Le 17 janvier 2014, Alstom a annoncé dans un communiqué le renforcement de toutes ses règles d’éthique. Dans ce cadre, le groupe a décidé de ne plus avoir recours à des agents commerciaux.

Dans un mail interne adressé aux responsables du groupe, Patrick Kron annonce lui-même cette décision : « Alstom est l’objet d’enquêtes dans un certain nombre de juridictions, suite à des accusations d’irrégularités passées. Nous nous sommes engagés à coopérer avec les autorités concernées et à prendre les mesures correctives qui pourraient s’avérer nécessaires.

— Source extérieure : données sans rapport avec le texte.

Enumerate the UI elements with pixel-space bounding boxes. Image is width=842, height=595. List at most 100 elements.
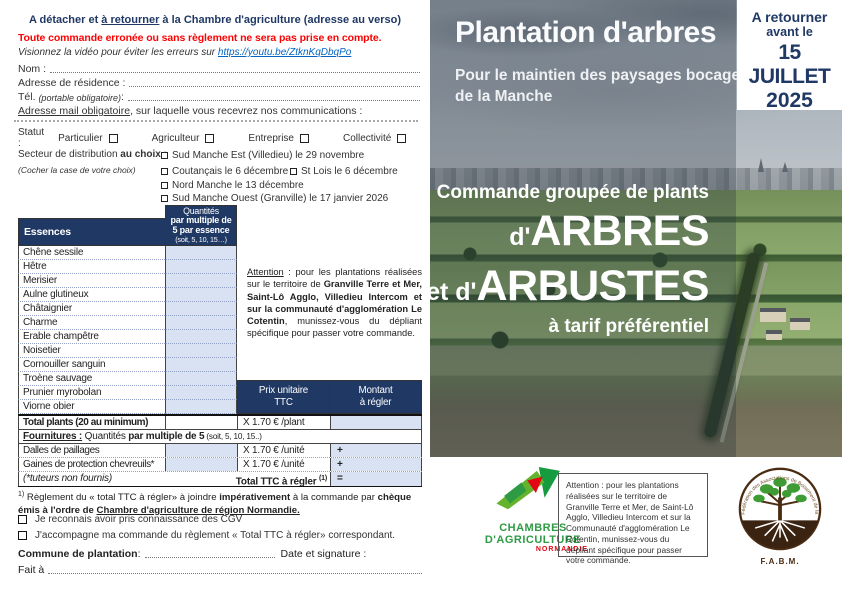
sector-label: Secteur de distribution au choix :: [18, 149, 166, 160]
table-row: Erable champêtre: [18, 330, 237, 344]
fait-input-line[interactable]: [48, 573, 422, 574]
supplies-section-row: Fournitures : Quantités par multiple de …: [18, 430, 422, 444]
table-row: Prunier myrobolan: [18, 386, 237, 400]
status-option-collectivite: Collectivité: [343, 133, 407, 144]
supply-amount-cell[interactable]: +: [330, 458, 422, 471]
species-name: Noisetier: [18, 344, 165, 358]
species-name: Merisier: [18, 274, 165, 288]
table-row: Viorne obier: [18, 400, 237, 414]
church-spire: [782, 162, 788, 172]
sector-hint: (Cocher la case de votre choix): [18, 165, 136, 175]
total-ttc-amount-cell[interactable]: =: [330, 472, 422, 486]
sector-option-label: Sud Manche Ouest (Granville) le 17 janvi…: [172, 193, 389, 204]
phone-label: Tél.: [18, 91, 36, 103]
total-plants-label: Total plants (20 au minimum): [18, 416, 165, 429]
quantity-cell[interactable]: [165, 344, 237, 358]
phone-note: (portable obligatoire): [38, 93, 121, 103]
sector-option-label: Nord Manche le 13 décembre: [172, 180, 304, 191]
total-quantity-cell[interactable]: [165, 416, 237, 429]
address-input-line[interactable]: [129, 86, 420, 87]
sector-option-sud-manche-est: Sud Manche Est (Villedieu) le 29 novembr…: [161, 150, 364, 161]
collectivite-checkbox[interactable]: [397, 133, 407, 143]
status-option-label: Agriculteur: [151, 132, 200, 144]
attention-note: Attention : pour les plantations réalisé…: [247, 266, 422, 340]
deadline-box: A retourner avant le 15 JUILLET 2025: [737, 0, 842, 112]
entreprise-checkbox[interactable]: [300, 133, 309, 143]
sector-checkbox[interactable]: [161, 195, 168, 202]
sector-label-bold: au choix: [120, 149, 161, 160]
species-name: Chêne sessile: [18, 246, 165, 260]
species-name: Cornouiller sanguin: [18, 358, 165, 372]
quantity-cell[interactable]: [165, 260, 237, 274]
phone-input-line[interactable]: [127, 100, 420, 101]
title-pre: A détacher et: [28, 14, 102, 26]
agriculteur-checkbox[interactable]: [205, 133, 215, 143]
sector-checkbox[interactable]: [290, 168, 297, 175]
cover-photo: Plantation d'arbres Pour le maintien des…: [430, 0, 842, 457]
quantity-cell[interactable]: [165, 400, 237, 414]
campaign-line2: d'ARBRES: [430, 210, 709, 253]
phone-field-row: Tél. (portable obligatoire) :: [18, 90, 422, 103]
quantity-cell[interactable]: [165, 274, 237, 288]
cover-title: Plantation d'arbres: [455, 16, 717, 49]
commune-colon: :: [137, 548, 141, 560]
table-row: Châtaignier: [18, 302, 237, 316]
cgv-checkbox[interactable]: [18, 515, 27, 524]
email-input-line[interactable]: [14, 120, 418, 122]
quantity-cell[interactable]: [165, 302, 237, 316]
attention-territories: Granville Terre et Mer, Saint-Lô Agglo, …: [247, 279, 423, 327]
address-label: Adresse de résidence :: [18, 77, 126, 89]
deadline-line2: avant le: [766, 25, 813, 39]
supply-name: Gaines de protection chevreuils*: [18, 458, 165, 471]
phone-colon: :: [120, 91, 124, 103]
chambres-agriculture-logo-icon: [496, 467, 560, 510]
total-ttc-text: Total TTC à régler: [235, 476, 317, 486]
stakes-note: (*tuteurs non fournis): [18, 472, 165, 486]
status-option-agriculteur: Agriculteur: [152, 133, 215, 144]
sector-option-nord-manche: Nord Manche le 13 décembre: [161, 180, 304, 191]
qty-header-line4: (soit, 5, 10, 15…): [175, 235, 227, 245]
quantity-cell[interactable]: [165, 330, 237, 344]
sector-checkbox[interactable]: [161, 168, 168, 175]
species-column-header: Essences: [18, 218, 166, 246]
quantity-cell[interactable]: [165, 372, 237, 386]
supply-unit-price: X 1.70 € /unité: [237, 444, 330, 457]
quantity-cell[interactable]: [165, 246, 237, 260]
sector-checkbox[interactable]: [161, 182, 168, 189]
campaign-line2-big: ARBRES: [530, 207, 709, 255]
commune-row: Commune de plantation : Date et signature…: [18, 547, 422, 560]
species-name: Châtaignier: [18, 302, 165, 316]
quantity-cell[interactable]: [165, 316, 237, 330]
quantity-cell[interactable]: [165, 386, 237, 400]
quantity-cell[interactable]: [165, 358, 237, 372]
payment-checkbox[interactable]: [18, 531, 27, 540]
supply-amount-cell[interactable]: +: [330, 444, 422, 457]
sector-checkbox[interactable]: [161, 152, 168, 159]
sector-option-label: Sud Manche Est (Villedieu) le 29 novembr…: [172, 150, 365, 161]
species-name: Erable champêtre: [18, 330, 165, 344]
deadline-year: 2025: [766, 89, 813, 112]
particulier-checkbox[interactable]: [108, 133, 118, 143]
unit-price-header-line2: TTC: [274, 397, 293, 408]
supplies-label-underline: Fournitures :: [23, 431, 83, 442]
total-amount-cell[interactable]: [330, 416, 422, 429]
fabm-logo-icon: Fédération des Associations de Boisement…: [730, 461, 822, 551]
total-ttc-label: Total TTC à régler (1): [165, 472, 330, 486]
equals-operator: =: [337, 473, 343, 484]
status-option-label: Particulier: [58, 132, 103, 144]
warning-text: Toute commande erronée ou sans règlement…: [18, 32, 382, 44]
video-link[interactable]: https://youtu.be/ZtknKqDbqPo: [217, 47, 352, 58]
name-input-line[interactable]: [50, 72, 420, 73]
form-return-title: A détacher et à retourner à la Chambre d…: [0, 14, 430, 26]
sector-option-sud-manche-ouest: Sud Manche Ouest (Granville) le 17 janvi…: [161, 193, 388, 204]
farm-building: [790, 318, 810, 330]
farm-building: [760, 308, 786, 322]
quantity-cell[interactable]: [165, 288, 237, 302]
supply-quantity-cell[interactable]: [165, 444, 237, 457]
fait-row: Fait à: [18, 563, 422, 576]
footnote-ref: (1): [319, 475, 327, 482]
supply-quantity-cell[interactable]: [165, 458, 237, 471]
table-row: Noisetier: [18, 344, 237, 358]
commune-input-line[interactable]: [144, 557, 275, 558]
payment-footnote: 1) Règlement du « total TTC à régler» à …: [18, 490, 424, 517]
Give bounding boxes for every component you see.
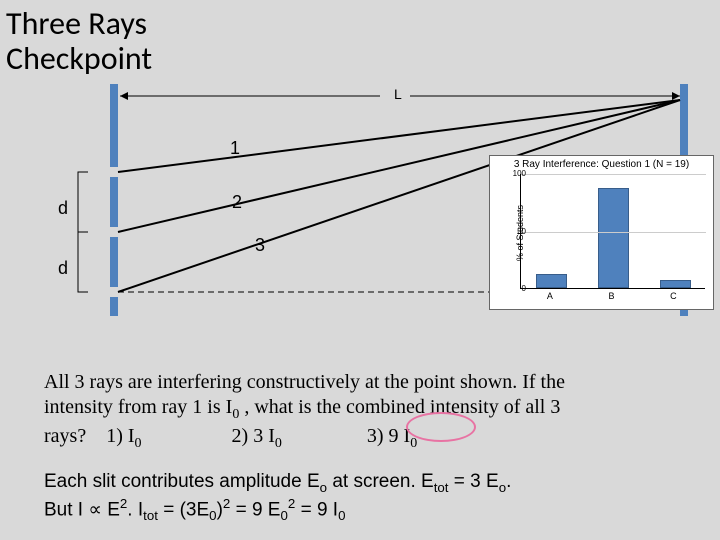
q-line2b: , what is the combined intensity of all … xyxy=(239,396,560,418)
inset-ytick: 0 xyxy=(522,284,526,293)
a-1a: Each slit contributes amplitude E xyxy=(44,471,320,492)
q-opt1-sub: 0 xyxy=(135,436,142,451)
title-line-1: Three Rays xyxy=(6,4,147,43)
d-label-1: d xyxy=(58,198,68,219)
a-2a: But I xyxy=(44,500,88,521)
q-line3: rays? xyxy=(44,425,86,447)
a-sub-01: 0 xyxy=(209,509,216,524)
q-opt3: 3) 9 I xyxy=(367,425,410,447)
question-text: All 3 rays are interfering constructivel… xyxy=(44,370,684,452)
a-2c: . I xyxy=(127,500,143,521)
title-line-2: Checkpoint xyxy=(6,39,152,78)
alpha: ∝ xyxy=(88,500,102,521)
a-sub-02: 0 xyxy=(280,509,287,524)
q-line1: All 3 rays are interfering constructivel… xyxy=(44,371,565,393)
a-2b: E xyxy=(102,500,120,521)
a-1b: at screen. E xyxy=(327,471,434,492)
inset-xtick: A xyxy=(547,291,553,301)
d-label-2: d xyxy=(58,258,68,279)
a-sub-tot1: tot xyxy=(434,480,449,495)
inset-bar xyxy=(660,280,691,288)
length-label: L xyxy=(394,86,402,102)
inset-ytick: 100 xyxy=(513,169,526,178)
ray-label-3: 3 xyxy=(255,235,265,256)
inset-gridline xyxy=(521,174,706,175)
inset-xtick: C xyxy=(670,291,677,301)
ray-label-2: 2 xyxy=(232,192,242,213)
a-2d: = (3E xyxy=(158,500,209,521)
a-1d: . xyxy=(506,471,511,492)
a-sub-o1: o xyxy=(320,480,327,495)
q-opt1: 1) I xyxy=(106,425,134,447)
answer-text: Each slit contributes amplitude Eo at sc… xyxy=(44,470,684,525)
q-line2a: intensity from ray 1 is I xyxy=(44,396,232,418)
inset-title: 3 Ray Interference: Question 1 (N = 19) xyxy=(490,156,713,170)
a-2g: = 9 I xyxy=(295,500,338,521)
q-opt2-sub: 0 xyxy=(275,436,282,451)
a-1c: = 3 E xyxy=(449,471,499,492)
inset-bar xyxy=(598,188,629,288)
inset-chart-container: 3 Ray Interference: Question 1 (N = 19) … xyxy=(489,155,714,310)
a-2f: = 9 E xyxy=(230,500,280,521)
ray-label-1: 1 xyxy=(230,138,240,159)
inset-gridline xyxy=(521,232,706,233)
a-sub-o2: o xyxy=(499,480,506,495)
a-sub-03: 0 xyxy=(338,509,345,524)
q-opt2: 2) 3 I xyxy=(232,425,275,447)
a-sub-tot2: tot xyxy=(143,509,158,524)
inset-ytick: 50 xyxy=(517,227,526,236)
inset-chart xyxy=(520,174,705,289)
slide-title: Three Rays Checkpoint xyxy=(6,6,152,76)
inset-xtick: B xyxy=(609,291,615,301)
answer-circle xyxy=(406,412,476,442)
inset-bar xyxy=(536,274,567,288)
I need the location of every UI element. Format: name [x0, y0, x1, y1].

Le recours aux consultants commerciaux (c’est-à-dire des consultants sélectionnés pour des projets spécifiques et rémunérés en cas de leur concrétisation "success fees") a très nettement diminué au cours de ces dernières années au fur et à mesure que le groupe élargissait son implantation internationale et augmentait ses ressources internes. »

Le patron d'Alstom poursuit : « Bien que je considère que l’utilisation de tels conseillers commerciaux, selon les règles de notre programme de conformité, puisse contribuer positivement à notre activité en certaines circonstances, une telle utilisation entraîne un risque de non-respect des règles de conformité puisqu’ils ne sont ni employés ni totalement sous contrôle d’Alstom. De plus, il peut y avoir une image négative liée à leur utilisation qui, combinée aux enquêtes en cours sur certains projets passés, a une incidence sur notre propre image. J’ai par conséquent décidé à titre de précaution, que le groupe cesserait de faire appel à de tels conseillers commerciaux. »

Fin avril, au moment où le groupe engageait officiellement des discussions avec GE, de nouvelles fuites, diffusées à nouveau par l’agence Bloomberg, sont venues renforcer l’alarme dans le groupe. Selon certains experts, le cas d’Alstom, pour la justice américaine, serait encore plus grave que celui de Siemens. Le groupe pourrait encourir des pénalités bien supérieures à celles imposées au groupe allemand. L’avocat américain d’Alstom, Robert Luskin, a répliqué que tout cela n’était que conjectures, les discussions étant loin d’être achevées avec la justice américaine et le montant d’éventuelles transactions pour échapper à un procès pas du tout fixé.

Selon Le Canard enchaîné, Jeffrey Immelt, PDG de GE, s’est engagé à reprendre à sa charge tout le volet contentieux d’Alstom, s’il rachetait la branche énergie du groupe français. Un engagement qui a l’air de peser très lourd dans le choix de Patrick Kron et de son conseil d’administration en faveur du groupe américain.